Op 29 juli lanceerde Turkije een grondoperatie in het district Batifa, dat behoort tot het bestuur van Zakho in het gouvernement Duhok, waarbij ongeveer 250 soldaten betrokken waren. De operatie was gericht op de dorpen Shilin, Shilane, Banke, Lehvane, Avlahe en Pirbila. Op de berg Siara Sttawre vestigden Turkse troepen een nieuwe militaire basis. De bewoners kregen het bevel om binnen te blijven en de toegang tot deze dorpen werd verboden. Turkse troepen voerden zoekacties uit in het gebied met als doel twee agenten van de Turkse nationale inlichtingendienst (MIT) te redden, die naar verluidt door de PKK gevangen werden gehouden. Een van de agenten werd levend teruggevonden, terwijl de andere dood werd aangetroffen. Ondanks de operatie hebben de Turkse troepen zich niet teruggetrokken uit de nieuwe basis en blijven ze aanwezig in het gebied.

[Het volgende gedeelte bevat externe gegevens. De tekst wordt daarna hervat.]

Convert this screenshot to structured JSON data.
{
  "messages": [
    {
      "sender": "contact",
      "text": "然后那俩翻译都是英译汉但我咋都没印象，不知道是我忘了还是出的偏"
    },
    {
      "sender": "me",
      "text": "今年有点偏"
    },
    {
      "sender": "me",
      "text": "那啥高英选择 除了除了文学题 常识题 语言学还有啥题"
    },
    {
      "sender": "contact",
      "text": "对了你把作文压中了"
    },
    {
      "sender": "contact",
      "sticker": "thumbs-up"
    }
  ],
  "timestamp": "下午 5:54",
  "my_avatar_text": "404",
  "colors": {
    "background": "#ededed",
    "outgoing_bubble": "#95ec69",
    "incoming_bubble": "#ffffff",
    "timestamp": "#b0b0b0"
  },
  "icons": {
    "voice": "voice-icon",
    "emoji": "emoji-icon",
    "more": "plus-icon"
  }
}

Sinds het begin van het jaar zijn er 1.696 militaire aanvallen en aanvallen door de Turkse strijdkrachten (TAF) geregistreerd in Iraaks Koerdistan. Deze incidenten bestonden uit 1.249 artilleriebeschietingen, 398 luchtaanvallen door straaljagers en drones, 43 helikopteraanvallen, 5 incidenten met vuurwapens en 1 incident met explosieven. Verder werden 1.501 aanvallen en aanvallen geregistreerd in het gouvernement Duhok, 140 in het gouvernement Erbil, 55 in het gouvernement Sulaymaniyah en geen in het gouvernement Nineveh. Daarnaast zijn er negen burgerslachtoffers gevallen, waarvan drie doden en zes gewonden.
Over het geheel genomen wijzen de gegevens erop dat elementen van het vredesproces in juli hebben bijgedragen tot een aanzienlijke vermindering van het aantal bombardementen en aanvallen. De Turkse strijdkrachten hebben zich echter niet teruggetrokken uit de betwiste gebieden; in plaats daarvan blijven ze nieuwe militaire bases oprichten, burgers beletten terug te keren naar hun ontheemde gebieden en een negatieve invloed uitoefenen op het levensonderhoud van de burgerbevolking.